Bulk printing of pdf files

automatorfinderpdfpreviewprinting

I have 884 copies of a document that have to be printed soon. Each document has a QR identity code on each page, so it is not as simple as print 884 copies of a single document. We are using an canon image runner advanced 6255. The problem is that if I print any one of the documents from preview, it prints correctly. I have set the defaults for the printer using print using last setting, and also set the settings for the driver using the cups browser interface.

If I select several in the finder and use cmd p, the top of the QR code gets clipped off. I tried an automator script using three blocks (get finder specific item [folder] -> get folder contents -> print finder items) prints the QR codes correctly, but for some reason all of the ligatures (fi, …, etc) are dropped leaving blank spaces in the document.
I also tried from the command line using lpr. This produces identical results to automator (QR codes are ok, but all ligatures are missing).

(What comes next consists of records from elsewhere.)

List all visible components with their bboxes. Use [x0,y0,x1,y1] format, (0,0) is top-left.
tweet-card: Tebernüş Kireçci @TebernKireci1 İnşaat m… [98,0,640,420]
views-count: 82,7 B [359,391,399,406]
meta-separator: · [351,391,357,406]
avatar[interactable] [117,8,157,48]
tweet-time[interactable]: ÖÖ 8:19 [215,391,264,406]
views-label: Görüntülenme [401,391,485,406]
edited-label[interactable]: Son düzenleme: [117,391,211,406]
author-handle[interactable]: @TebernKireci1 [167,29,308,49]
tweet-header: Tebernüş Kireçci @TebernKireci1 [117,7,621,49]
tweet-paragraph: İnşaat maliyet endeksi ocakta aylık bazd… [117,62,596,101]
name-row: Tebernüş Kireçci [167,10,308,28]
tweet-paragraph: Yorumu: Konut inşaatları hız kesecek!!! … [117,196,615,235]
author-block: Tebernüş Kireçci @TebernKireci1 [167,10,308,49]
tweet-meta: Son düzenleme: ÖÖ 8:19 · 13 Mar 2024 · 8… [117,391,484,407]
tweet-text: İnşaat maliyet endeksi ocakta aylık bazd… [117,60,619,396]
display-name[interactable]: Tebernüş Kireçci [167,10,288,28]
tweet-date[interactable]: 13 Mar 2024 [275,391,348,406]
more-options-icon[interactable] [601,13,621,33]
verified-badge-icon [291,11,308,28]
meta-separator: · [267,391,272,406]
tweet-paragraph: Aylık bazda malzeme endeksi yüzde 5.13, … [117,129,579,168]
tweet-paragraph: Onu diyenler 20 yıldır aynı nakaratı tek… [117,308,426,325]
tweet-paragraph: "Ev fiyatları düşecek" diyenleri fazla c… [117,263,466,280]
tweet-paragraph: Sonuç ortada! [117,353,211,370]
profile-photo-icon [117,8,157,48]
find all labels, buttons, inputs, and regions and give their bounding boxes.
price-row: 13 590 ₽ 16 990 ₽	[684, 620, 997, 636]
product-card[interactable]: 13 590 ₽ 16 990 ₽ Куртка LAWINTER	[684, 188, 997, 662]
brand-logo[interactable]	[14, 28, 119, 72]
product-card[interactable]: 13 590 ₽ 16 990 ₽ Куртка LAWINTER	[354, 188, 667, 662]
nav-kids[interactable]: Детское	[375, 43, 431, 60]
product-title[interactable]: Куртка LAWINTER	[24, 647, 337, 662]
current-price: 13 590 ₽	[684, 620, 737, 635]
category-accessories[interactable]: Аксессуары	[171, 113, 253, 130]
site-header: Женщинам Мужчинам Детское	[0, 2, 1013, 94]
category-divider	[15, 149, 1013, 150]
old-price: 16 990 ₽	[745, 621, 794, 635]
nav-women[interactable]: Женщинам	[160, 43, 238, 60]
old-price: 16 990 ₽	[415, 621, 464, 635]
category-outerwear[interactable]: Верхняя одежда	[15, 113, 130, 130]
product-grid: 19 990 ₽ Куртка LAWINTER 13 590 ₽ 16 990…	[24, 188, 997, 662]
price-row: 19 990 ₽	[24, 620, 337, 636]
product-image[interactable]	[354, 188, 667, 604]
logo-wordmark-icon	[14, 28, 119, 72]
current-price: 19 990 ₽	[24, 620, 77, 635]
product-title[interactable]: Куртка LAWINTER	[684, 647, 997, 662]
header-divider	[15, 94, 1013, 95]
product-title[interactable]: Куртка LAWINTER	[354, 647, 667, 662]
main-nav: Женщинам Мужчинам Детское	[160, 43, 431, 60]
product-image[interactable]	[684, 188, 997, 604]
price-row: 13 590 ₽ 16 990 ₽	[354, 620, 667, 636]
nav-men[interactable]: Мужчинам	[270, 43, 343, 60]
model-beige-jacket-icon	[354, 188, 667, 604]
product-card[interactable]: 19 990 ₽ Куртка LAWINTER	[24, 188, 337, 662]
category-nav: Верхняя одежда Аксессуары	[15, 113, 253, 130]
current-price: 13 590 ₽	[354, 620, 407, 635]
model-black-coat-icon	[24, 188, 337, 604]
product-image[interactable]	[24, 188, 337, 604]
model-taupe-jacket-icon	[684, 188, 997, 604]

Any ideas on a way to print the documents other than opening each one individually and typing cmd p and Enter?

Thanks.

Best Answer

Since you're saying it prints from Preview correctly, then I'd actually combine all the PDFs into one single PDF and print the one document.

To do this in Preview:

  1. Launch Preview
  2. Navigate to and select all of the PDFs
  3. Go to View > Thumbnails
  4. Click on one of the thumbnails
  5. Use commandA (or just go to Edit > Select All) to select all of them
  6. Now drag all thumbnails onto the first one (you'll see a green plus symbol) and let go of your mouse
  7. The first PDF now becomes a single PDF with 884 pages
  8. Select the first PDF
  9. Now hold the Option key down and go to File > Save As to save your PDF as a different name

Once you've done the above, I would quit Preview and reopen it again, but only to open up your newly combined PDF. Then do a test print, say for pages 1 - 5 to see if it's going to do what you want. If so, then proceed to print the entire document (or perhaps in batches of 50 or 100 pages at a time).

NOTE: If you have trouble combining 884 pages into a single PDF, then maybe create 8 PDFs of 100 odd pages each.